So the cosmopolitans today look at people who believe in the nation and call them authoritarian

and all sorts of disgusting things because they think these people are limited and poisoned. Their desperate hope is that by fleeing from specific embodied life, they can free themselves from the stain. For example, many of my young students today say “I am not religious, I am spiritual.” Why do they say that? They are saying it because religion is supposed to be limiting. Being spiritual transcends the limits of any religion. This suggests a desperate hope to transcend limits.

Can we find any true freedom this way?

Well, the Christian insight is that we do not find freedom by escaping limits. Instead, we find freedom by accepting our limits. Saint Augustine wrote, “the fire that burns the chest purifies the gold.”  Mortal life involves suffering.  We have to decide how we will respond to our suffering, as individuals and as nations.  The question is whether we will be purified by our suffering or we will give up entirely and say there is nothing here that is worth saving.

It seems that the major institutions of the European Union is leaning toward this latter conclusion…

The initial argument on the European Union is that it is an economic integration. Later, people  said that an economic union is not complete, and we should think of it now as a political union. So now the effort involves constructing a political union.  But what we are really missing in that conversation is a third thing: the European Union as a public atonement for the world of nations and the horror it produced that finally ended in 1945. It is an announcement to the world that we will have no more nations: we will be a transnational union. This is a tragedy.  Without Christianity, Europe has only the weight of national guilt.  The identity politics left comes along and says your atonement consists of fully renouncing your nations.  And that is what Europeans are now doing, by the tens of millions.  That is not all.  You must also renounce capitalism, you must renounce your heteronormative family, you must renounce your homophobic church.. I see

the European Union as the prime embodiment of this project.

I see it not as a political project but a project of religious atonement.

Can one find atonement through politics?

No, because the problem of sin is deeper than what any nation does. It is in our heart, it is not that one nation is pure while the others are not. To be a human being is to be broken and to long for God to heel our wound. Christianity and Christians once understood this. When we lose sight of the insight that Christianity offers, but retain the guilt we arrive at what I call earlier The Great Exhaustion. Western Europe suffers from just this.

On the other hand, it seems that the Central European countries value and insist more on their traditions, religions and patriotism. What role the Central European approach might or should play in rediscovering that traditional way of life?

Central Europe is different. In Hungary and Poland, for example, the churches are stronger. Western Europeans have largely abandoned the church and religion.  When they speak to Central Europeans and wag their fingers at them saying they should feel guilty, Central Europeans who still have strong religious faith look to the Western Europeans and say “we know where guilt has to be worked through. It is certainly not to be worked through by renouncing our nations.
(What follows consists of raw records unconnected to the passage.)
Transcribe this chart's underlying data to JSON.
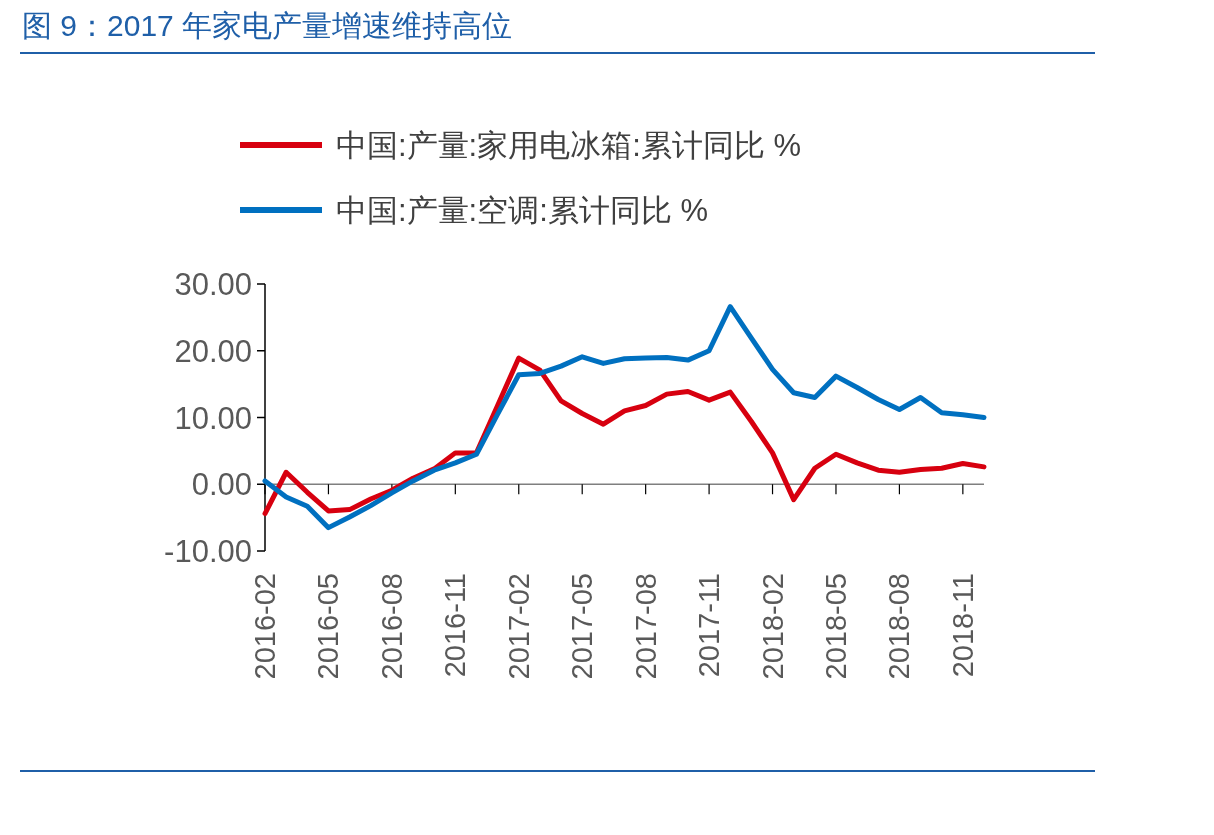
{
  "chart_data": {
    "type": "line",
    "title": "图 9：2017 年家电产量增速维持高位",
    "categories": [
      "2016-02",
      null,
      null,
      "2016-05",
      null,
      null,
      "2016-08",
      null,
      null,
      "2016-11",
      null,
      null,
      "2017-02",
      null,
      null,
      "2017-05",
      null,
      null,
      "2017-08",
      null,
      null,
      "2017-11",
      null,
      null,
      "2018-02",
      null,
      null,
      "2018-05",
      null,
      null,
      "2018-08",
      null,
      null,
      "2018-11",
      null
    ],
    "series": [
      {
        "name": "中国:产量:家用电冰箱:累计同比 %",
        "color": "#d7000f",
        "values": [
          -4.4,
          1.8,
          -1.2,
          -4.0,
          -3.8,
          -2.2,
          -0.9,
          0.9,
          2.3,
          4.7,
          4.7,
          11.8,
          18.9,
          17.1,
          12.5,
          10.6,
          9.0,
          11.0,
          11.8,
          13.5,
          13.9,
          12.6,
          13.8,
          9.4,
          4.7,
          -2.3,
          2.4,
          4.5,
          3.2,
          2.1,
          1.8,
          2.2,
          2.4,
          3.1,
          2.6
        ]
      },
      {
        "name": "中国:产量:空调:累计同比 %",
        "color": "#0070c0",
        "values": [
          0.5,
          -1.9,
          -3.3,
          -6.5,
          -4.9,
          -3.2,
          -1.3,
          0.5,
          2.1,
          3.2,
          4.5,
          10.5,
          16.4,
          16.6,
          17.7,
          19.1,
          18.1,
          18.8,
          18.9,
          19.0,
          18.6,
          20.0,
          26.6,
          21.9,
          17.2,
          13.7,
          13.0,
          16.2,
          14.5,
          12.7,
          11.2,
          13.0,
          10.7,
          10.4,
          10.0
        ]
      }
    ],
    "ylim": [
      -10,
      30
    ],
    "yticks": [
      {
        "value": -10,
        "label": "-10.00"
      },
      {
        "value": 0,
        "label": "0.00"
      },
      {
        "value": 10,
        "label": "10.00"
      },
      {
        "value": 20,
        "label": "20.00"
      },
      {
        "value": 30,
        "label": "30.00"
      }
    ],
    "legend": "top",
    "marker": "none",
    "line_style": "solid"
  }
}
It is to be worked through our churches.” 

So if you have a strong church tradition you have an anti-dote to the woke identity politics.
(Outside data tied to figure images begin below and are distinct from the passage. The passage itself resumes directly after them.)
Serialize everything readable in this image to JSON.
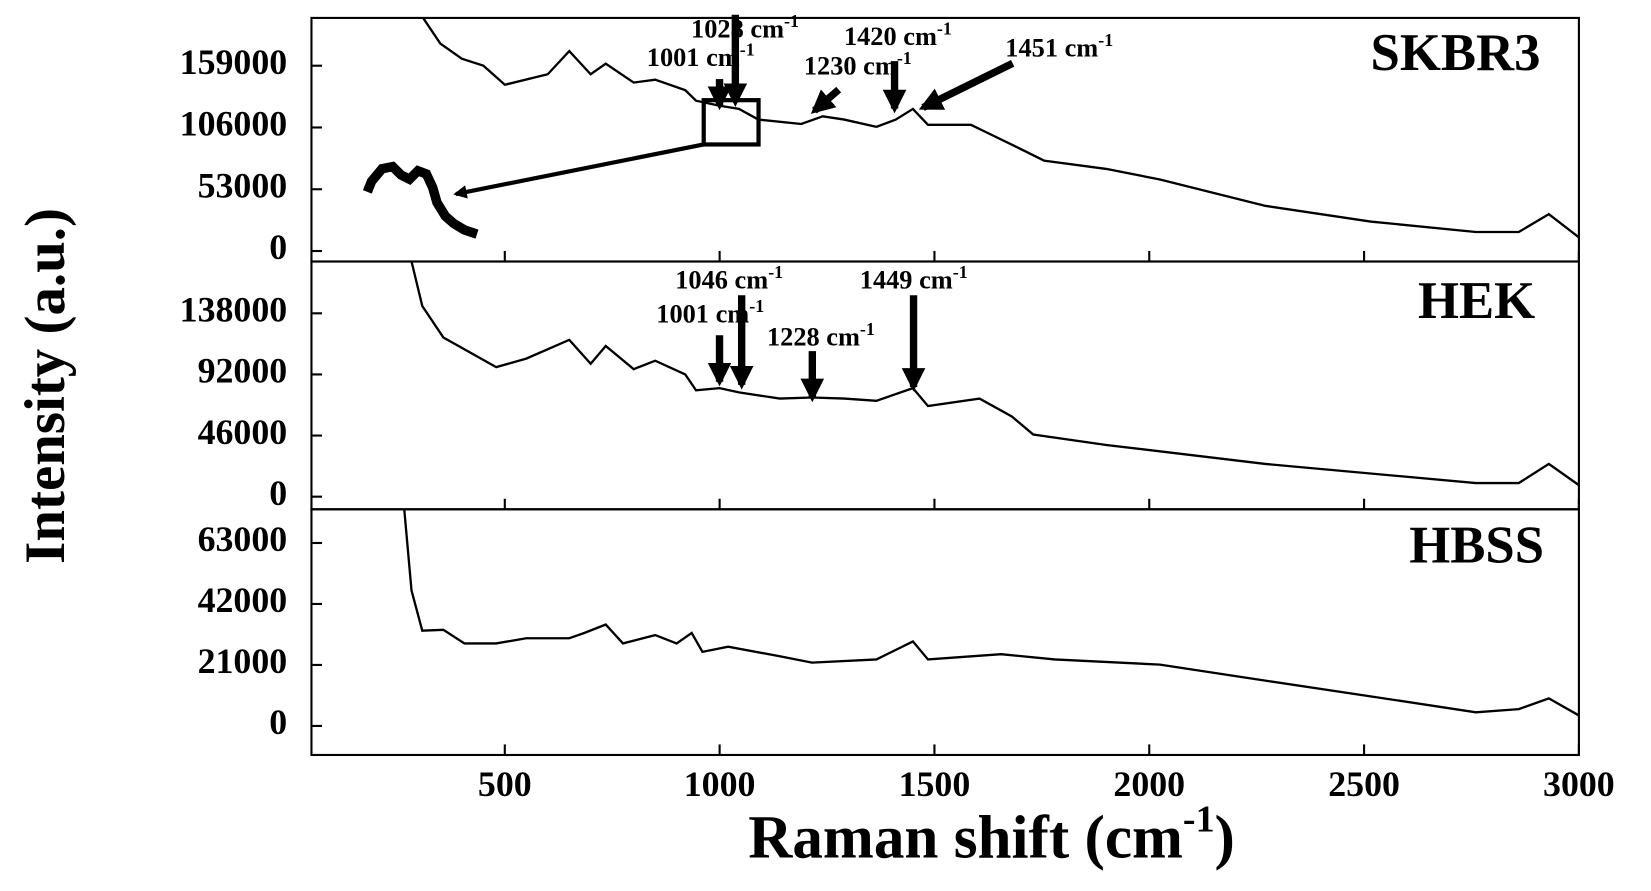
{
  "chart_data": [
    {
      "type": "line",
      "ylabel": "Intensity (a.u.)",
      "x": [
        310,
        350,
        400,
        450,
        500,
        600,
        650,
        700,
        735,
        800,
        850,
        920,
        945,
        1000,
        1045,
        1090,
        1190,
        1240,
        1290,
        1365,
        1410,
        1450,
        1485,
        1585,
        1620,
        1695,
        1755,
        1900,
        2025,
        2270,
        2515,
        2760,
        2860,
        2930,
        3000
      ],
      "series": [
        {
          "name": "SKBR3",
          "color": "#000000",
          "values": [
            200000,
            178000,
            165000,
            159000,
            142600,
            151700,
            171500,
            151700,
            160700,
            144500,
            147000,
            138000,
            129000,
            124600,
            122000,
            112800,
            109000,
            115600,
            112800,
            106500,
            112800,
            121900,
            108300,
            108300,
            102000,
            88500,
            77600,
            70400,
            61400,
            38800,
            25300,
            16300,
            16300,
            31600,
            11700
          ]
        }
      ],
      "xlim": [
        50,
        3000
      ],
      "ylim": [
        -9000,
        200000
      ],
      "yticks": [
        0,
        53000,
        106000,
        159000
      ],
      "annotations": [
        {
          "text": "1001 cm",
          "sup": "-1"
        },
        {
          "text": "1028 cm",
          "sup": "-1"
        },
        {
          "text": "1230 cm",
          "sup": "-1"
        },
        {
          "text": "1420 cm",
          "sup": "-1"
        },
        {
          "text": "1451 cm",
          "sup": "-1"
        }
      ]
    },
    {
      "type": "line",
      "x": [
        283,
        308,
        357,
        480,
        550,
        650,
        700,
        735,
        800,
        850,
        920,
        945,
        1000,
        1045,
        1140,
        1215,
        1290,
        1365,
        1450,
        1485,
        1605,
        1680,
        1730,
        1900,
        2270,
        2760,
        2860,
        2930,
        3000
      ],
      "series": [
        {
          "name": "HEK",
          "color": "#000000",
          "values": [
            177000,
            143500,
            119800,
            97500,
            103900,
            118000,
            100000,
            113400,
            96000,
            102300,
            92000,
            80100,
            81700,
            78500,
            73800,
            74600,
            73800,
            72200,
            81700,
            68200,
            73800,
            60300,
            46800,
            38900,
            24600,
            10300,
            10300,
            24600,
            8700
          ]
        }
      ],
      "xlim": [
        50,
        3000
      ],
      "ylim": [
        -9500,
        177000
      ],
      "yticks": [
        0,
        46000,
        92000,
        138000
      ],
      "annotations": [
        {
          "text": "1046 cm",
          "sup": "-1"
        },
        {
          "text": "1001 cm",
          "sup": "-1"
        },
        {
          "text": "1228 cm",
          "sup": "-1"
        },
        {
          "text": "1449 cm",
          "sup": "-1"
        }
      ]
    },
    {
      "type": "line",
      "xlabel": {
        "text": "Raman shift (cm",
        "sup": "-1",
        "tail": ")"
      },
      "x": [
        266,
        283,
        308,
        357,
        406,
        480,
        550,
        650,
        685,
        735,
        775,
        850,
        900,
        935,
        960,
        1020,
        1140,
        1215,
        1365,
        1450,
        1485,
        1655,
        1780,
        2025,
        2270,
        2515,
        2760,
        2860,
        2930,
        3000
      ],
      "series": [
        {
          "name": "HBSS",
          "color": "#000000",
          "values": [
            74600,
            46600,
            32800,
            33100,
            28400,
            28400,
            30200,
            30200,
            32000,
            34900,
            28400,
            31300,
            28400,
            32000,
            25500,
            27300,
            24000,
            21800,
            22900,
            29100,
            22900,
            24700,
            22900,
            21100,
            15600,
            10200,
            4700,
            5800,
            9500,
            3600
          ]
        }
      ],
      "xlim": [
        50,
        3000
      ],
      "ylim": [
        -10000,
        74600
      ],
      "yticks": [
        0,
        21000,
        42000,
        63000
      ],
      "xticks": [
        500,
        1000,
        1500,
        2000,
        2500,
        3000
      ]
    }
  ]
}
  People understand that the problem of guilt is not a political problem: you cannot solve it by renouncing our nations. It is a religious problem so you solve it by atonement, penitence and forgiveness in churches.
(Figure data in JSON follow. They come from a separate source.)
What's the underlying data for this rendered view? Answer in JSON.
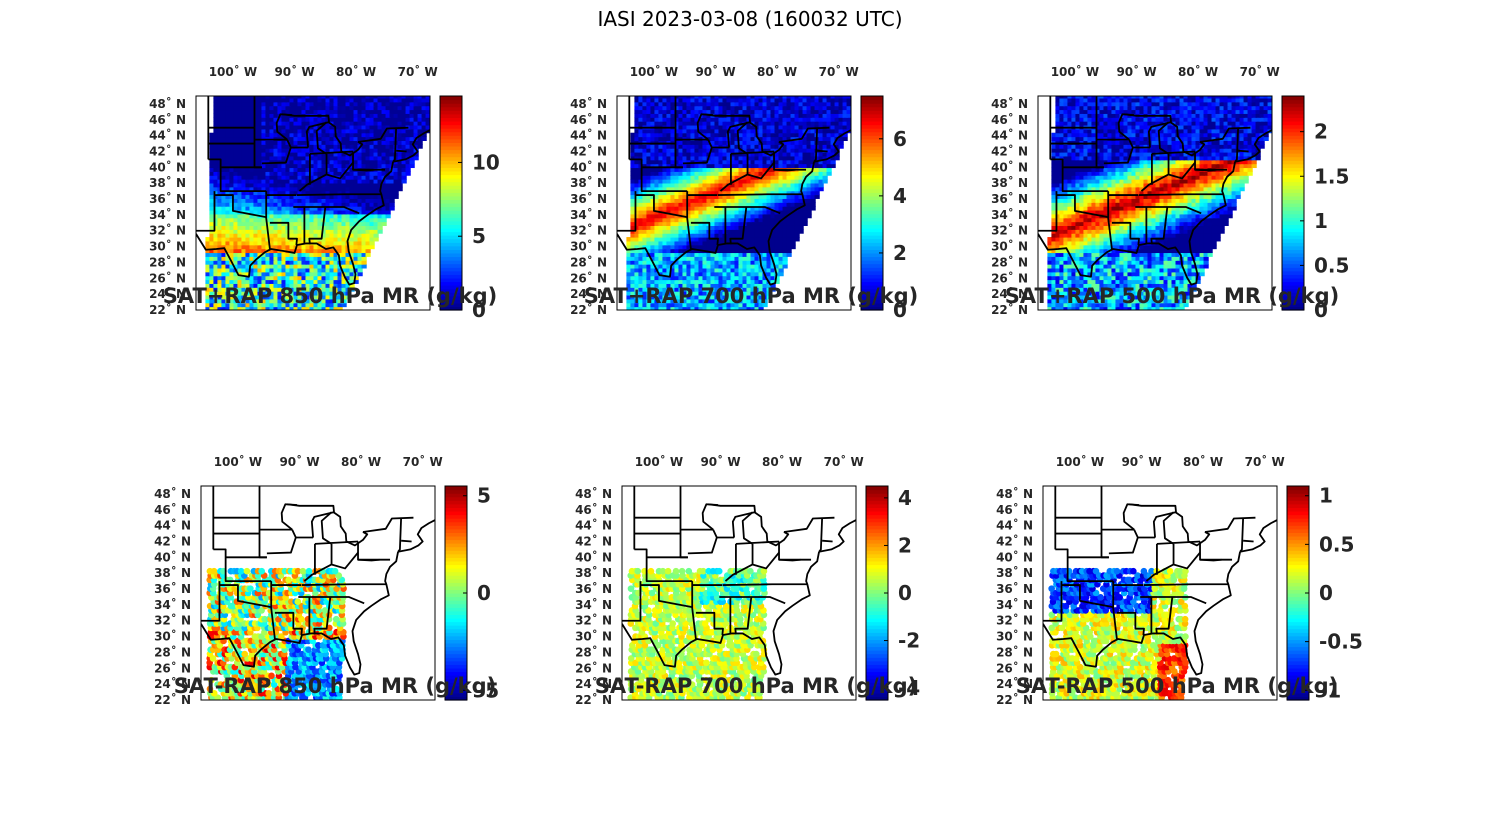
{
  "figure": {
    "title": "IASI 2023-03-08 (160032 UTC)",
    "lon_ticks": [
      "100˚ W",
      "90˚ W",
      "80˚ W",
      "70˚ W"
    ],
    "lat_ticks": [
      "48˚ N",
      "46˚ N",
      "44˚ N",
      "42˚ N",
      "40˚ N",
      "38˚ N",
      "36˚ N",
      "34˚ N",
      "32˚ N",
      "30˚ N",
      "28˚ N",
      "26˚ N",
      "24˚ N",
      "22˚ N"
    ],
    "colormap": "jet",
    "accent_colors": [
      "#00008f",
      "#0000ff",
      "#00ffff",
      "#ffff00",
      "#ff0000",
      "#800000"
    ]
  },
  "chart_data": [
    {
      "type": "heatmap",
      "title": "SAT+RAP 850 hPa MR (g/kg)",
      "lon_range": [
        -106,
        -68
      ],
      "lat_range": [
        22,
        49
      ],
      "colorbar": {
        "range": [
          0,
          14.5
        ],
        "ticks": [
          0,
          5,
          10
        ],
        "tick_labels": [
          "0",
          "5",
          "10"
        ]
      },
      "field": "high moisture (10-14) over Gulf coast/Texas, low (0-2) over Great Lakes and northeast"
    },
    {
      "type": "heatmap",
      "title": "SAT+RAP 700 hPa MR (g/kg)",
      "lon_range": [
        -106,
        -68
      ],
      "lat_range": [
        22,
        49
      ],
      "colorbar": {
        "range": [
          0,
          7.5
        ],
        "ticks": [
          0,
          2,
          4,
          6
        ],
        "tick_labels": [
          "0",
          "2",
          "4",
          "6"
        ]
      },
      "field": "moist band (6-7) from central Texas toward Tennessee valley, dry north"
    },
    {
      "type": "heatmap",
      "title": "SAT+RAP 500 hPa MR (g/kg)",
      "lon_range": [
        -106,
        -68
      ],
      "lat_range": [
        22,
        49
      ],
      "colorbar": {
        "range": [
          0,
          2.4
        ],
        "ticks": [
          0,
          0.5,
          1,
          1.5,
          2
        ],
        "tick_labels": [
          "0",
          "0.5",
          "1",
          "1.5",
          "2"
        ]
      },
      "field": "moist band (2-2.4) from Texas to Appalachians, dry (0-0.5) north"
    },
    {
      "type": "scatter",
      "title": "SAT-RAP 850 hPa MR (g/kg)",
      "lon_range": [
        -106,
        -68
      ],
      "lat_range": [
        22,
        49
      ],
      "colorbar": {
        "range": [
          -5.5,
          5.5
        ],
        "ticks": [
          -5,
          0,
          5
        ],
        "tick_labels": [
          "-5",
          "0",
          "5"
        ]
      },
      "field": "differences -5 to +5 over southern US and Gulf"
    },
    {
      "type": "scatter",
      "title": "SAT-RAP 700 hPa MR (g/kg)",
      "lon_range": [
        -106,
        -68
      ],
      "lat_range": [
        22,
        49
      ],
      "colorbar": {
        "range": [
          -4.5,
          4.5
        ],
        "ticks": [
          -4,
          -2,
          0,
          2,
          4
        ],
        "tick_labels": [
          "-4",
          "-2",
          "0",
          "2",
          "4"
        ]
      },
      "field": "differences mostly near 0 to +1 over Gulf, few negative"
    },
    {
      "type": "scatter",
      "title": "SAT-RAP 500 hPa MR (g/kg)",
      "lon_range": [
        -106,
        -68
      ],
      "lat_range": [
        22,
        49
      ],
      "colorbar": {
        "range": [
          -1.1,
          1.1
        ],
        "ticks": [
          -1,
          -0.5,
          0,
          0.5,
          1
        ],
        "tick_labels": [
          "-1",
          "-0.5",
          "0",
          "0.5",
          "1"
        ]
      },
      "field": "negative (-1) over central plains, positive (+1) near Florida/Gulf"
    }
  ]
}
What role nation states do play?

Our question today is what is the grandest political form that humans can live in, which allows them to participate and build a community. The answer is the nation. There will be no transnational or supranational government. The highest unit we can have is the nation.  At the end of time God will gather together the nations.

But until the end of time, there will be nations.

That is why I am very suspicious of the current path of the European Union. I am not troubled by the transnational agreements and treaties between nations and group of nations. But the authority for them remains the strength of the nation itself. So I am not worried if the European Union sees itself as a supplement to the nations of Europe. The difficulty is that the European Union does not see itself a supplement; it sees itself instead as a substitute for those nations. That is not way that we can live together.

And on top of that, each nation is unique…

Yes, I think one of the lessons we have to pick up from liberalism itself is that we have to be very careful making universal claims about one particular form government. I myself think that democratic government is a wonderful form of government. However, I was born in the Middle-East, my father was with the United States Foreign Service. I grew up in Yemen and I spent more than half of the last fifteen years moving back and forth between Qatar and Iraq working in universities there. That long experience in the Middle-East has convinced me quite thoroughly that democracy is not a universal political form. Many of my student in the Middle-East say “why, Professor Mitchell, do you allow American students to come to us and give us lectures why we need to move toward democracy? We know that constitutional monarchy is the highest political form and we are tired of your American students telling us that democracy is the universal political form.” My view is that we have to live in a world that is pluralistic. We have to understand that it is impossible to agree on a certain governmental form that fits every region and every country around the world. 

What we need is a frame of mind that is truly pluralistic,

that has no desire to  impose the interests of one nation on the interest of another. In my view, each nation is an experiment that has to play itself out for hundreds or maybe even for thousands of years. We have to truly embrace the pluralism of the world and the pluralism of nations. The idea that we can have a universal government is short-circuiting God’s tremendous design, which is to bring about unity through pluralism, which may yet play out for thousands and thousands of years.

So pluralism, diversity and tolerance are virtues that come with human civilization…

Interestingly, diversity and tolerance are the words of the identity politics left. Yet the Left is not prepared to be truly tolerant and diverse. A liberal society understands that there are rules, and there are exceptions to the rule. But it recognizes that there is a range of ways of life and understandings that have to prevail. Because we are tolerant and we want to be diverse, we are happy to let others join in. But in reality the Left does not say that there are exceptions to the rule.  Instead,

it says that the exceptions are rule.

So, its view is that if you accept the historic church or the traditional family, there must be something wrong with you. You are intolerant, unless the exception to the rule is your standard.  That is a terrible mistake.  In spite of all the talk about tolerance, the identity politics left is in reality extremely intolerant.

Since we celebrate Christmas these days I am curious what other Christian virtues you would consider essential in preserving the Western societies and their unique way of life.

I actually see guilt as a virtue. I think what Christianity understood was that through guilt the human soul is deepened. We ask the question, “how am I implicated in what has happened?” Many of the civilizations around the globe are called face-saving civilizations. They do not accept personal responsibility, as much as we in the West do.  They are simply involved in trying to save face, and not being accountable for the transgression  they commit. I do think that Western civilization has become the dominant civilization because

our acceptance of guilt makes us face problems and take responsibility.

If we discover there are problems, we hold people accountable for them. When there are errors made, there are punishments, and then we restart. This is an extraordinary advance, because most of pagan civilizations and many other civilizations are face-saving civilizations. They are “shame cultures” while Christianity is a “guilt culture”. If we do not have a way of absolving guilt, it is terrible because we become exhausted and immobilized.  That is exactly where we are right now. But if we do return to the Christian way of absolving guilt, we can autocorrect and build something new.

The other thing

Christianity gave us is an understanding of representation.

Adam represents and stands for us, while Christ stands in for us. These are quite interesting theological concepts. But when you look at how government was thought through in the early modern period, it was arguments for representation that came out theology that gave rise to the idea of representative government. We take this for granted, but in large swaths of the Middle-East, there is no theory of representation because there is no theory of representation in Islam.  It is not a theological category there. This is something to be cherished. We want to have representative government. It is a gift of Christianity.